Он с трудом разлепил свинцовые веки; спать… кто там еще… зачем его опять трогают… он же просил оставить ею в покое… он никому не мешает… спать…
— На вас лица нет… Где ваша шапка, вы же замерзнете, встаньте…
Женщина лет тридцати пяти, как ему показалось, очень похожая на Аленку, изо всех сил трясла его за плечи. Она чуть не плакала от досады, стараясь его поднять, не отводя от него расширившихся болью и страданием зрачков.
— Да встаньте же! Ну, вот так, ну, еще… совсем немного… Здесь недалеко… несколько шагов… за углом… Ну, вот так, молодец, обопритесь на меня…
Они были сейчас совершенно одни в мире, хотя их по-прежнему обтекал непрерывно движущийся, нескончаемый, вязкий людской поток, и Брюханов механически переставлял ноги, следуя приказаниям ее маленькой крепкой руки; жаркая пелена по-прежнему застилала ему глаза, он шел на ощупь, ничего не видя перед собой; ему казалось, что эту женщину он знает давно, тысячу лет, с тех пор как помнит себя, вот только долго ее не видел. И она, крепко ухватив его за рукав, осторожно вела по кривым незнакомым переулкам к дому. Она видела, что человек этот бесконечно, смертельно устал и находится на той самой грани, когда ему все безразлично, когда он уже не живет, но еще и не умер и когда любое неловкое движение может толкнуть его и в ту, и в другую сторону. Какая-то странная, тревожная тень копилась, дрожала в его неподвижных зрачках, и тусклый свет фонаря отражался в самой их глубине.
— Зачем их столько… зачем они все идут? — скорее поняла, чем услышала она, теперь он уже совершенно не сопротивлялся ее воле и послушно поднимался по закопченной старой лестнице деревянного дома.
Вверху, под потолком, в пролете второго этажа, тускло горела пыльная лампочка, забранная в мелкую металлическую сетку. Щелкнул замок, он тяжело шагнул за нею через порог.
— Вы же до костей продрогли… сейчас… сейчас… приготовлю чаю… Господи… скорей бы кончилось это безумие… Ну вот так… сюда, на диван. Я включу сейчас рефлектор… Сейчас вы согреетесь…
Его знобило, с горячим ознобом стыда за свою беспомощность он прислонился к спинке кожаного дивана, послушно разрешил набросить себе на плечи старенький плед… Вспыхнувший свет на мгновение ослепил его, она прикрыла лампу какой-то косынкой, и мягкий полумрак окутал его, и опять кругом все исчезло и они остались совершенно одни. Ему вдруг показалось, что это Аленка рядом с ним; мучительно ясно представилось ее лицо и тело; он потряс головой, наваждение не проходило.
— Отпусти себя, — тихо сказала женщина, сумеречно и влажно жили своей жизнью глаза, и он все больше подпадал под их притягательную власть.
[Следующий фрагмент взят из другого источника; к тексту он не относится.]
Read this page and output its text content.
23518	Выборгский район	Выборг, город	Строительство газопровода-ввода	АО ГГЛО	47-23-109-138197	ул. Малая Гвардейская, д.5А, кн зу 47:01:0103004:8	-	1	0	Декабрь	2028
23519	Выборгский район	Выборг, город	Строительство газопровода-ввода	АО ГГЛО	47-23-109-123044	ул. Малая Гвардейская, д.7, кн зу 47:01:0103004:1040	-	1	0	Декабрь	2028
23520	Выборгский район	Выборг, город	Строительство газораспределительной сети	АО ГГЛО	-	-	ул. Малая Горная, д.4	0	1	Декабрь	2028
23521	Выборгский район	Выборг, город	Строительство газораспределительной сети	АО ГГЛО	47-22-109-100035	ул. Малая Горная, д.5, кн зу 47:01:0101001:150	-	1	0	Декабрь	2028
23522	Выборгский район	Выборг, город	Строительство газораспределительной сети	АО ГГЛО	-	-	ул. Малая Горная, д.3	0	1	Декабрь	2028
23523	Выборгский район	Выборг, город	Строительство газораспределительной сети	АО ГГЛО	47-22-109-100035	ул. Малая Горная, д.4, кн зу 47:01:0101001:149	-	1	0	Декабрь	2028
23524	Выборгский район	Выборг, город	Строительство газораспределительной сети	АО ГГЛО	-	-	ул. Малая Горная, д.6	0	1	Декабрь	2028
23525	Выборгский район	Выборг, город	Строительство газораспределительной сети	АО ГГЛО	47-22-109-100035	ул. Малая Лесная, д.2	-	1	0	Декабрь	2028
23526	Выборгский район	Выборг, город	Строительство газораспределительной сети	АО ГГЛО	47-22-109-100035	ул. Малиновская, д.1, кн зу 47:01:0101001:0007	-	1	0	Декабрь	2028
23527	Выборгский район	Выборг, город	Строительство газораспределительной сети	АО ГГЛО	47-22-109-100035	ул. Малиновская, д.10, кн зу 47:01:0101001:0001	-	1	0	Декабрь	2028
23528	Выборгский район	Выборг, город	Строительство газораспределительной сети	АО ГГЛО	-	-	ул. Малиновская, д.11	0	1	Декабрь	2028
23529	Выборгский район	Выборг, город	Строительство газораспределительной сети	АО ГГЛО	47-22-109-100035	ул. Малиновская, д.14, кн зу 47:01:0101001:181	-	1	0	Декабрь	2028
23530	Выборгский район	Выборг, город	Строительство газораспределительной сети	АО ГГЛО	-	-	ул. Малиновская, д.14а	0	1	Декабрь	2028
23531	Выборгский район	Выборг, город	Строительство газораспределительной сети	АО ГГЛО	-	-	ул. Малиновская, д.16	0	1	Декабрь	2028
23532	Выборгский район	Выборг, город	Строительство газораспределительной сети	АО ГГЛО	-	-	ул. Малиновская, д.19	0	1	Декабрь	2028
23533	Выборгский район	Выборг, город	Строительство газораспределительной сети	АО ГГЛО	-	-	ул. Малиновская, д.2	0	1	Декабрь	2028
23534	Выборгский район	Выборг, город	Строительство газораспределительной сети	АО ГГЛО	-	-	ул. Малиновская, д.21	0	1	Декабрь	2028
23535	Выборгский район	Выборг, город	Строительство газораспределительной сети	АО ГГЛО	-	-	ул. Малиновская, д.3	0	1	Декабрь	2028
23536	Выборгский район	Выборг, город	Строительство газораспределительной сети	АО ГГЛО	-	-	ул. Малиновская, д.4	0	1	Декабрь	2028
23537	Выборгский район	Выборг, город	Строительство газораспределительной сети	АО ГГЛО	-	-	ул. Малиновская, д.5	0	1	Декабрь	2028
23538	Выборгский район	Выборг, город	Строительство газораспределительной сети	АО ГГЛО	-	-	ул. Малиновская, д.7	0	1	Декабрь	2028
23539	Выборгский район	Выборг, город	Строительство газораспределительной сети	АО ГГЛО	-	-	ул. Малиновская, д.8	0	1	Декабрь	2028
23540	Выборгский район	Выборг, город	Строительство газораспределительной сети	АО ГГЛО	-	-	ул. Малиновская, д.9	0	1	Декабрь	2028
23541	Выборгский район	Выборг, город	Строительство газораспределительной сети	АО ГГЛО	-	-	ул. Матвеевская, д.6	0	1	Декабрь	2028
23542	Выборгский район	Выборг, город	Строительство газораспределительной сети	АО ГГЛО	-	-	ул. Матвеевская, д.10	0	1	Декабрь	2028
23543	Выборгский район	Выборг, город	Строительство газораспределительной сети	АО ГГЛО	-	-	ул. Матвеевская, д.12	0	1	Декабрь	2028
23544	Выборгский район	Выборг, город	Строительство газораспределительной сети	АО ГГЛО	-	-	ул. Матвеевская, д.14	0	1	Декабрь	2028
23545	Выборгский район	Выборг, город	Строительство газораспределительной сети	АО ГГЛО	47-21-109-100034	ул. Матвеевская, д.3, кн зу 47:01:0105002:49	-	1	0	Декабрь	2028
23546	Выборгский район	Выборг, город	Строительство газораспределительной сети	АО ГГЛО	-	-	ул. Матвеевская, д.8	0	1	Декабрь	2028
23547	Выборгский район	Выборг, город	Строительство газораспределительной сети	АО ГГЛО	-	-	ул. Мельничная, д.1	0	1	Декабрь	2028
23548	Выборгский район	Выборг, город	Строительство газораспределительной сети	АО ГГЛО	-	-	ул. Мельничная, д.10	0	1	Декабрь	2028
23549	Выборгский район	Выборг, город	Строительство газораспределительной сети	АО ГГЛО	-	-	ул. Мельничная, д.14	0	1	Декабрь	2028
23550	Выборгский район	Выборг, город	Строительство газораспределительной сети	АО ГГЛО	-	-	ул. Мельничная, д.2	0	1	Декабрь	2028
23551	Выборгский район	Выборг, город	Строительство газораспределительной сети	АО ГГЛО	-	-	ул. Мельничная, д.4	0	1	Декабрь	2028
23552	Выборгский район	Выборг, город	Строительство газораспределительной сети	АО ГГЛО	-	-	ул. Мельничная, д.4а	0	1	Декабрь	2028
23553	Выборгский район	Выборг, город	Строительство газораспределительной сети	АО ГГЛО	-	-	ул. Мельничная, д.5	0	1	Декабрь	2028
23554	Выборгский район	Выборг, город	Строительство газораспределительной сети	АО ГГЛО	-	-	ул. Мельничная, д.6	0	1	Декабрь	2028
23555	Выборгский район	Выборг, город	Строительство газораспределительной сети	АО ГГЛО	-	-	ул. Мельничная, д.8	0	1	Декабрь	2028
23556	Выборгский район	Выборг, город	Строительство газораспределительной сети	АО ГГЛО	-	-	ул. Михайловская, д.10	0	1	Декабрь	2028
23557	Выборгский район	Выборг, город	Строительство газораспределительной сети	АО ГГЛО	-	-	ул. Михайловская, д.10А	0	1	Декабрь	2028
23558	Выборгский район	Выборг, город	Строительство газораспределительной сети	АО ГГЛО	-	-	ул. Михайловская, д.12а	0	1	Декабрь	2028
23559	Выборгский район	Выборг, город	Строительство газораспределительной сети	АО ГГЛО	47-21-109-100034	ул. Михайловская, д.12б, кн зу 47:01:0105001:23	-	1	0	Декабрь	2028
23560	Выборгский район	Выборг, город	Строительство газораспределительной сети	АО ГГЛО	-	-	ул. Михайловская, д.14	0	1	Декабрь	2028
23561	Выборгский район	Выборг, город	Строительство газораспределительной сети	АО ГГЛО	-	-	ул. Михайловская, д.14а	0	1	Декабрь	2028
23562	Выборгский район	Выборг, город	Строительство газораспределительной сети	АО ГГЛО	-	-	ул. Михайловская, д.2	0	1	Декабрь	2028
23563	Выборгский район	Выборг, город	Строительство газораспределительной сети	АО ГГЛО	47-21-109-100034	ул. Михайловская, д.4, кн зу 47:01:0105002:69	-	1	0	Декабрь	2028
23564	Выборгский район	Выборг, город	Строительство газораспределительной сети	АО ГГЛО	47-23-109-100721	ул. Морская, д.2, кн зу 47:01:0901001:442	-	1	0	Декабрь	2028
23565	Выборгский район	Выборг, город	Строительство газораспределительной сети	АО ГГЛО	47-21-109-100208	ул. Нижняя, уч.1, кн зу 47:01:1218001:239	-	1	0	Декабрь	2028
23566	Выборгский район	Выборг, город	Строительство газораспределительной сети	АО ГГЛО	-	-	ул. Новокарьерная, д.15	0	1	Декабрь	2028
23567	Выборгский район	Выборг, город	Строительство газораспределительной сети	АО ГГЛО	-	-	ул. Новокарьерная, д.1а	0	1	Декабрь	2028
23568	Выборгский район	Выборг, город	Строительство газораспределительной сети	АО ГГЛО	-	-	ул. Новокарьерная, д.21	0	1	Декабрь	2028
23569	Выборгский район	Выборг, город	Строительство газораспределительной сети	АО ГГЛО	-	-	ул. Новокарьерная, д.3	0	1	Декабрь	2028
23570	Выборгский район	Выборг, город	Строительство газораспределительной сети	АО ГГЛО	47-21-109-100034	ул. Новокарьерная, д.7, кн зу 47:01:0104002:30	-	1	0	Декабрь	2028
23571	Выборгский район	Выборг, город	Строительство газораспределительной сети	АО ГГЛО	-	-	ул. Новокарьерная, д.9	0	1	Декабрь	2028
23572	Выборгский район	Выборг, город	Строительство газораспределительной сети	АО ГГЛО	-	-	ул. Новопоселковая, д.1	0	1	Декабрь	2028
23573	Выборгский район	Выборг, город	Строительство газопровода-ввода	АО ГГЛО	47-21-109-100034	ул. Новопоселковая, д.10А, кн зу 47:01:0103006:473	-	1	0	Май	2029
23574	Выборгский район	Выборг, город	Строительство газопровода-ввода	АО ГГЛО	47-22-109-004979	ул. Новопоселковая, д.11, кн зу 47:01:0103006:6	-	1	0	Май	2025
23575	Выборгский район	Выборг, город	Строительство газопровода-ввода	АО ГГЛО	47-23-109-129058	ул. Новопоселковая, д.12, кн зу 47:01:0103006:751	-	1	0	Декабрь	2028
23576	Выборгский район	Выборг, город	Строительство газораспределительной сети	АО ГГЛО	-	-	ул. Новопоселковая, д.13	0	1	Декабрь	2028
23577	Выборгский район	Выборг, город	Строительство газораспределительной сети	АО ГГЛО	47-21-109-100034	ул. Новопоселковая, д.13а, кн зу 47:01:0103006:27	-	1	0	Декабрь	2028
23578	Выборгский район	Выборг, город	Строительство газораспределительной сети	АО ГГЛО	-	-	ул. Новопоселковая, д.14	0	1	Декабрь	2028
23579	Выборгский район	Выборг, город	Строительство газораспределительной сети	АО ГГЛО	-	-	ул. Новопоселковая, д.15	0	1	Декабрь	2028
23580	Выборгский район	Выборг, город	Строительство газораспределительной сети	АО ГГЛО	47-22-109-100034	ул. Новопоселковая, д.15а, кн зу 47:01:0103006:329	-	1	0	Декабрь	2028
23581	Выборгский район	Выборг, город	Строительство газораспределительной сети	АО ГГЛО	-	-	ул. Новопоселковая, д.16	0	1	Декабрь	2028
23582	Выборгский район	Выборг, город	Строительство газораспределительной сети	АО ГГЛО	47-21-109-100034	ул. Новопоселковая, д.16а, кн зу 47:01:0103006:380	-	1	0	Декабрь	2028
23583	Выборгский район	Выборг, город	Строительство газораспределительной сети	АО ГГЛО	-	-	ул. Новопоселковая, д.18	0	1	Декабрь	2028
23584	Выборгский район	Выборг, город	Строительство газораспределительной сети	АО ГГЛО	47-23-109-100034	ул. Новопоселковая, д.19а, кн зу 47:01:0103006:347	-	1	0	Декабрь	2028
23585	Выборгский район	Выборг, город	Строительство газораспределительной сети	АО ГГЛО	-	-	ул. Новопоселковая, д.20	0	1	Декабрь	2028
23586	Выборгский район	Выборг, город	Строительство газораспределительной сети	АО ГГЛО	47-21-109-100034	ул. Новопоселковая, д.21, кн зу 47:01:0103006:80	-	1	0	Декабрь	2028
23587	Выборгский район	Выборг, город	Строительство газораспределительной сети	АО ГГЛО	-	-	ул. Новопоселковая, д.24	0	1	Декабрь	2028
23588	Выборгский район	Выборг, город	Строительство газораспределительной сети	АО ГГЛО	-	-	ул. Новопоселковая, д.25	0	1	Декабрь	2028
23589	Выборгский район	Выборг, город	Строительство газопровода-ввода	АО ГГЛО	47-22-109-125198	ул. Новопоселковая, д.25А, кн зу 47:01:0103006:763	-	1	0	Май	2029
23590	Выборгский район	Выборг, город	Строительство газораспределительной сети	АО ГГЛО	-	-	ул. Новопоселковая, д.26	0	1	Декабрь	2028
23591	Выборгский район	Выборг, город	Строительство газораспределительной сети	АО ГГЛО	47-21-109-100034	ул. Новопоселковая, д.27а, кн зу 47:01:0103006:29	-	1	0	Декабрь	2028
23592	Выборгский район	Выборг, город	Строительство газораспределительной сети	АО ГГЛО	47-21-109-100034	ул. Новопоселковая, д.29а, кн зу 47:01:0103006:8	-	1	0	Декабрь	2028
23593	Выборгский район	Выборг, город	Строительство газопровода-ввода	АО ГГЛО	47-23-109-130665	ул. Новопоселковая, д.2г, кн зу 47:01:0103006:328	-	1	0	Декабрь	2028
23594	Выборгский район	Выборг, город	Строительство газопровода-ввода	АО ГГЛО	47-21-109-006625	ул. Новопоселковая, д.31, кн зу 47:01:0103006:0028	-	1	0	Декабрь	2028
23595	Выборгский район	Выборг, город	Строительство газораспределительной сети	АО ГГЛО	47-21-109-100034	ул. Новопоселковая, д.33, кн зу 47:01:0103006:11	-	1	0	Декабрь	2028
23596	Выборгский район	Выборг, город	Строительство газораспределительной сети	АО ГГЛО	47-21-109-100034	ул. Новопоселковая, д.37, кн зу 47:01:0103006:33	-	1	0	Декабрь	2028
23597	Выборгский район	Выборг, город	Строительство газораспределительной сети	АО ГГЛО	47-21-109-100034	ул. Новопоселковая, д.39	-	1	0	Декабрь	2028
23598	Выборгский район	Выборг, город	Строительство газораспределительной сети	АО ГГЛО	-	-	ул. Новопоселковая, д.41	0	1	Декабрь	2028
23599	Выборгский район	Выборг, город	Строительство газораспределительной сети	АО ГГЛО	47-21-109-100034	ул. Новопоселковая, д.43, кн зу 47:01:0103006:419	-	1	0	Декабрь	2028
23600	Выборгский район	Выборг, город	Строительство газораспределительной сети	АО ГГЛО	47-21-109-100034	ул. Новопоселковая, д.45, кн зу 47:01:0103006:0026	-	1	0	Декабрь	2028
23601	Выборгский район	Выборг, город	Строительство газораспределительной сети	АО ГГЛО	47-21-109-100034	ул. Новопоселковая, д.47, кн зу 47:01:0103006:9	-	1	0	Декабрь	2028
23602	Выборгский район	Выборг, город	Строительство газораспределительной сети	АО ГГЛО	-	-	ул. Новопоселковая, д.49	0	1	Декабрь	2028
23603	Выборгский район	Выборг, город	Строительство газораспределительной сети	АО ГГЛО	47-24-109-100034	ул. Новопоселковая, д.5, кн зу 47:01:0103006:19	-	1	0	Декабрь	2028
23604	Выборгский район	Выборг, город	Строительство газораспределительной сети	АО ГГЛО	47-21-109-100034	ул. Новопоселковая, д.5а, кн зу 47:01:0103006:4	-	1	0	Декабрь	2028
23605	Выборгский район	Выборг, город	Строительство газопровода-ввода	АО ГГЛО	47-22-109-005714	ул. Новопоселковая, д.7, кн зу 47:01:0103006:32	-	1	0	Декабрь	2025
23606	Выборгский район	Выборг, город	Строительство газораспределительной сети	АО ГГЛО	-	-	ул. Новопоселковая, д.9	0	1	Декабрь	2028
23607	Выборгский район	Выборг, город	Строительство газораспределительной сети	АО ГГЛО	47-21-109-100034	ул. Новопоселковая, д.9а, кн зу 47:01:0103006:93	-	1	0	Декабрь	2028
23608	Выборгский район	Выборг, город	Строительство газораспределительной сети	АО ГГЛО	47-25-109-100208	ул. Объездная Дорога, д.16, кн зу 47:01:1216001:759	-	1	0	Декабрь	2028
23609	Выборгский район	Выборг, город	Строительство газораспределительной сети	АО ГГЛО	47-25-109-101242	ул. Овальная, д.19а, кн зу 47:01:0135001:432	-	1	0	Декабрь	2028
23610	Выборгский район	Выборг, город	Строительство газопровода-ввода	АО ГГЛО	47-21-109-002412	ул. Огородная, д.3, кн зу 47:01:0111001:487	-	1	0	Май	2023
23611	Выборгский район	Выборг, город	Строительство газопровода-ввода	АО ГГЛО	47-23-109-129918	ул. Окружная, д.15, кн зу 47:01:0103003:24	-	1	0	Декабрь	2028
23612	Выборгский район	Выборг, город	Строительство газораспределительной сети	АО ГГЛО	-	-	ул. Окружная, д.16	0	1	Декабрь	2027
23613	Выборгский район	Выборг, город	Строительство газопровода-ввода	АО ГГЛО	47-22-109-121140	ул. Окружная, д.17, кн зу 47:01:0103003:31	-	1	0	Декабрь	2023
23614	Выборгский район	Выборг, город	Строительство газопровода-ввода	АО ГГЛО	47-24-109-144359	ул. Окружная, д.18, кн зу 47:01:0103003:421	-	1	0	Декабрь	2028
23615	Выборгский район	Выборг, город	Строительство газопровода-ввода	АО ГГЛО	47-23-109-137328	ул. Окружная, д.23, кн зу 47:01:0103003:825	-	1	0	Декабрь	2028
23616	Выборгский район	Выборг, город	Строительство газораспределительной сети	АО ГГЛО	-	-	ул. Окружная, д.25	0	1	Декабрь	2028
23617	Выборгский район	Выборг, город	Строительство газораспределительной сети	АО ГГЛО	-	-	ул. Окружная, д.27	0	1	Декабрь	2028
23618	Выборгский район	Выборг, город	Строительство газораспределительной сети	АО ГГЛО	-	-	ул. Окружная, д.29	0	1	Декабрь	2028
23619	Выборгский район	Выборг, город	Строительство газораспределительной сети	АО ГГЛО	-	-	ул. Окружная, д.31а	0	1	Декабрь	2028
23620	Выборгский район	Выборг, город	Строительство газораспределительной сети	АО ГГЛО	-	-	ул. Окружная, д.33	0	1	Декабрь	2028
Она была рядом и в то же время ему не мешала и окружала его со всех сторон. От нее исходила какая-то тишина, тишина и мягкий, ровный покой. Боже мой, как он устал и как долго ему не хватало этого покоя и тишины… Вырвать, надо давно вырвать мучительную, доводящую его до исступления боль об Аленке, сидевшую в нем постоянной саднящей занозой, вырвать решительно, не оглядываясь, навсегда.
За несколько секунд тишины с него словно сползла еще одна шкура, она слезала клочьями, и он передернул плечами от невыносимого, пронизывающего озноба; ему показалось, что он никогда не согреется, что всю жизнь он провел на сквозящем ветру, что только-только он шагнул под прикрытие, в этот мягкий спасительный покой и полумрак, и все прошедшее куда-то отодвинулось, исчезло; не существовало больше и настоящего, оно тоже исчезло, растворилось в желании переступить за последнюю черту.
— Спасибо тебе… Как мне найти тебя потом?
— Я сама тебя найду. Ни о чем не думай. Когда нужно будет, найду…
— Спасибо тебе, — еще раз повторил он, не решаясь хотя бы даже коснуться ее; в один единый час, не ставя никаких условий, ни о чем не спрашивая и ничего не требуя, она дала ему все то, что могла дать жизнь: передышку, исцеление, надежду. Не отрываясь, точно стараясь запомнить, она глядела на него, и он понял, что она, эта женщина, на мгновение встретившаяся ему на пути, кто бы она ни была, права, права и необходима, как сама жизнь. Она и была сама жизнь, и незачем было спрашивать ее имени, у нее никогда не было имени и не могло быть никакого имени.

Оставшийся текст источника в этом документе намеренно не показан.